Dies ist Teil 5 der Call of Duty - Reihe (Teil 3 ist nicht für PC erschienen), und eigentlich könnte ich auf meine Reviews zu Teil 1, Teil 2 und Teil 4 verweisen, ohne etwas neues schreiben zu müssen. Im Grunde sind nur neue Kritikpunkte hinzugekommen.

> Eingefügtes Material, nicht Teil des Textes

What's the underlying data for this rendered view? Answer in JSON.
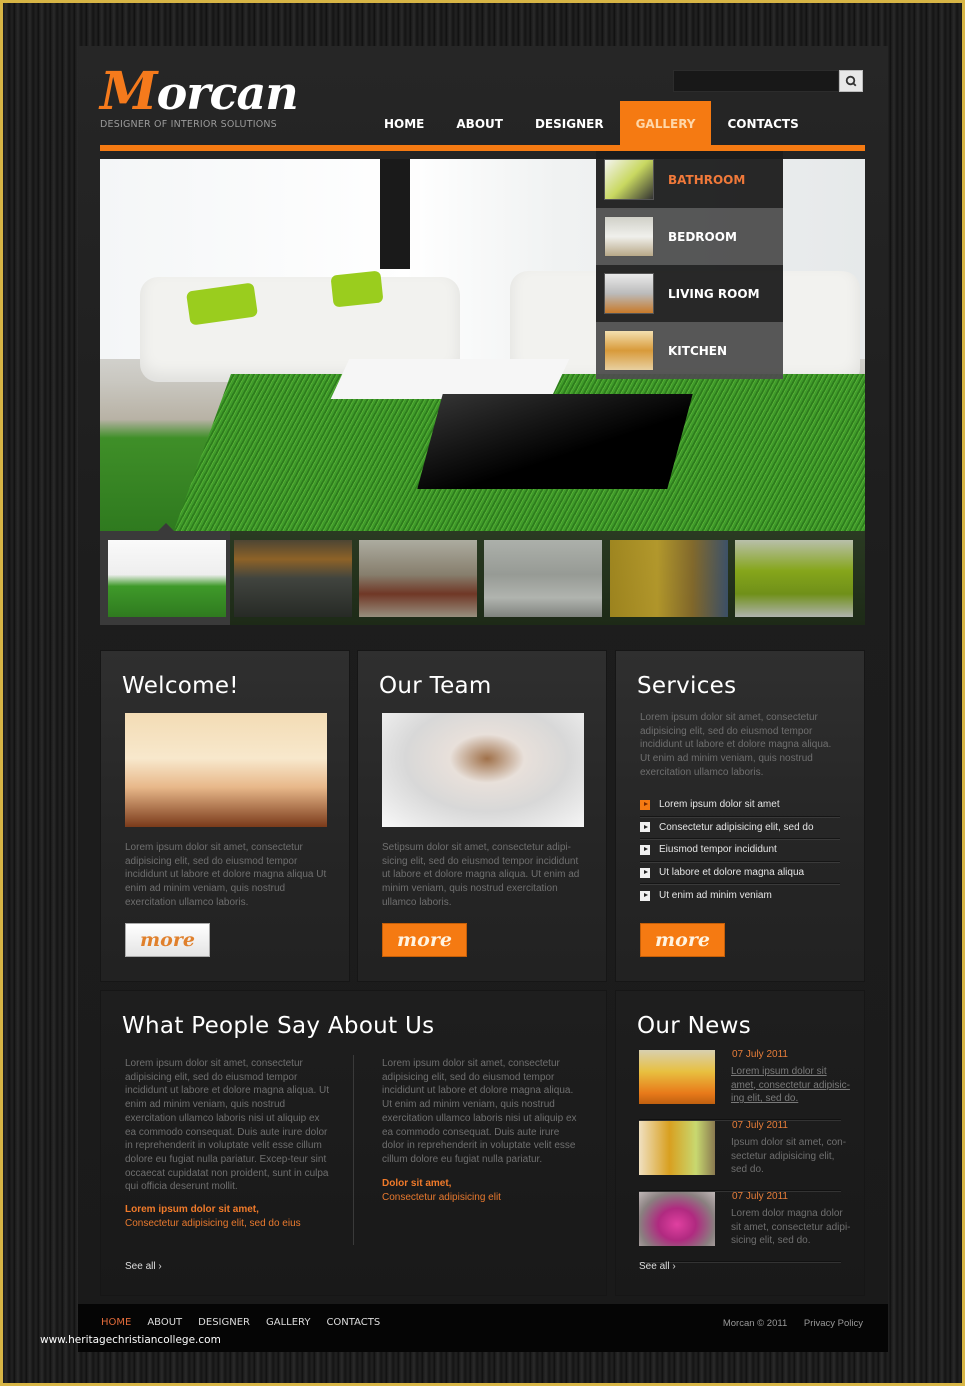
{
  "header": {
    "logo_first_letter": "M",
    "logo_rest": "orcan",
    "tagline": "DESIGNER OF INTERIOR SOLUTIONS",
    "search": {
      "value": "",
      "placeholder": "",
      "button_icon": "search-icon"
    }
  },
  "nav": {
    "items": [
      {
        "label": "HOME",
        "active": false
      },
      {
        "label": "ABOUT",
        "active": false
      },
      {
        "label": "DESIGNER",
        "active": false
      },
      {
        "label": "GALLERY",
        "active": true
      },
      {
        "label": "CONTACTS",
        "active": false
      }
    ]
  },
  "gallery_dropdown": {
    "items": [
      {
        "label": "BATHROOM",
        "active": true
      },
      {
        "label": "BEDROOM",
        "active": false
      },
      {
        "label": "LIVING ROOM",
        "active": false
      },
      {
        "label": "KITCHEN",
        "active": false
      }
    ]
  },
  "slider": {
    "selected_index": 0,
    "thumbnails": [
      {
        "name": "living-room-green-rug"
      },
      {
        "name": "dining-kitchen-orange"
      },
      {
        "name": "bedroom-brown"
      },
      {
        "name": "lounge-white"
      },
      {
        "name": "yellow-wall-living"
      },
      {
        "name": "green-kitchen"
      }
    ]
  },
  "welcome": {
    "title": "Welcome!",
    "text": "Lorem ipsum dolor sit amet, consectetur adipisicing elit, sed do eiusmod tempor incididunt ut labore et dolore magna aliqua Ut enim ad minim veniam, quis nostrud exercitation ullamco laboris.",
    "more_label": "more"
  },
  "team": {
    "title": "Our Team",
    "text": "Setipsum dolor sit amet, consectetur adipi-sicing elit, sed do eiusmod tempor incididunt ut labore et dolore magna aliqua. Ut enim ad minim veniam, quis nostrud exercitation ullamco laboris.",
    "more_label": "more"
  },
  "services": {
    "title": "Services",
    "text": "Lorem ipsum dolor sit amet, consectetur adipisicing elit, sed do eiusmod tempor incididunt ut labore et dolore magna aliqua. Ut enim ad minim veniam, quis nostrud exercitation ullamco laboris.",
    "items": [
      "Lorem ipsum dolor sit amet",
      "Consectetur adipisicing elit, sed do",
      "Eiusmod tempor incididunt",
      "Ut labore et dolore magna aliqua",
      "Ut enim ad minim veniam"
    ],
    "more_label": "more"
  },
  "testimonials": {
    "title": "What People Say About Us",
    "quotes": [
      {
        "text": "Lorem ipsum dolor sit amet, consectetur adipisicing elit, sed do eiusmod tempor incididunt ut labore et dolore magna aliqua. Ut enim ad minim veniam, quis nostrud exercitation ullamco laboris nisi ut aliquip ex ea commodo consequat. Duis aute irure dolor in reprehenderit in voluptate velit esse cillum dolore eu fugiat nulla pariatur. Excep-teur sint occaecat cupidatat non proident, sunt in culpa qui officia deserunt mollit.",
        "author": "Lorem ipsum dolor sit amet,",
        "role": "Consectetur adipisicing elit, sed do eius"
      },
      {
        "text": "Lorem ipsum dolor sit amet, consectetur adipisicing elit, sed do eiusmod tempor incididunt ut labore et dolore magna aliqua. Ut enim ad minim veniam, quis nostrud exercitation ullamco laboris nisi ut aliquip ex ea commodo consequat. Duis aute irure dolor in reprehenderit in voluptate velit esse cillum dolore eu fugiat nulla pariatur.",
        "author": "Dolor sit amet,",
        "role": "Consectetur adipisicing elit"
      }
    ],
    "see_all": "See all ›"
  },
  "news": {
    "title": "Our News",
    "items": [
      {
        "date": "07 July 2011",
        "text": "Lorem ipsum dolor sit amet, consectetur adipisic-ing elit, sed do.",
        "link": true
      },
      {
        "date": "07 July 2011",
        "text": "Ipsum dolor sit amet, con-sectetur adipisicing elit, sed do.",
        "link": false
      },
      {
        "date": "07 July 2011",
        "text": "Lorem dolor magna dolor sit amet, consectetur adipi-sicing elit, sed do.",
        "link": false
      }
    ],
    "see_all": "See all ›"
  },
  "footer": {
    "nav": [
      {
        "label": "HOME",
        "active": true
      },
      {
        "label": "ABOUT",
        "active": false
      },
      {
        "label": "DESIGNER",
        "active": false
      },
      {
        "label": "GALLERY",
        "active": false
      },
      {
        "label": "CONTACTS",
        "active": false
      }
    ],
    "copyright": "Morcan © 2011",
    "privacy": "Privacy Policy"
  },
  "watermark": "www.heritagechristiancollege.com",
  "colors": {
    "accent": "#f57a12",
    "frame": "#d7b545"
  }
}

Vorab wie immer: Der vorhandene Multiplayerpart wird von mir nicht verwendet und deshalb auch nicht bewertet.

Machen wirís kurz:

Die Grafik-Pracht ist wieder mal beeindruckend, was (und das meine ich jetzt nicht positiv) auch für die Gewaltdarstellung gilt, die in der deutschen Version übrigens sogar noch drastisch entschärft wurde. Die Darstellung der japanischen und deutschen Soldaten als blutrünstige Bösewichte und die Beschimpfung der Gegner durch die NPCs ist derart unter aller Kanone, dass man gar nicht weiter darauf eingehen sollte. Es mag ja verständlich sein, dass ein Soldat einen Feind im Kampf als "Schwein" bezeichnet oder dass er ihm entgegen brüllt, er habe kein Recht zu leben - aber muss das in einem Computerspiel sein? Die Umgebungen sehen prächtig aus, man kann sich meist aber nicht frei bewegen: Man läuft in der Regel nur durch eng begrenzte Bereiche in Gräben, Gängen, Häusern und Ruinen. Freie Flächen gibt es kaum, Bewegungsfreiheit dementsprechend auch nicht, es geht nur vor oder zurück wie in einem Flaschenhals.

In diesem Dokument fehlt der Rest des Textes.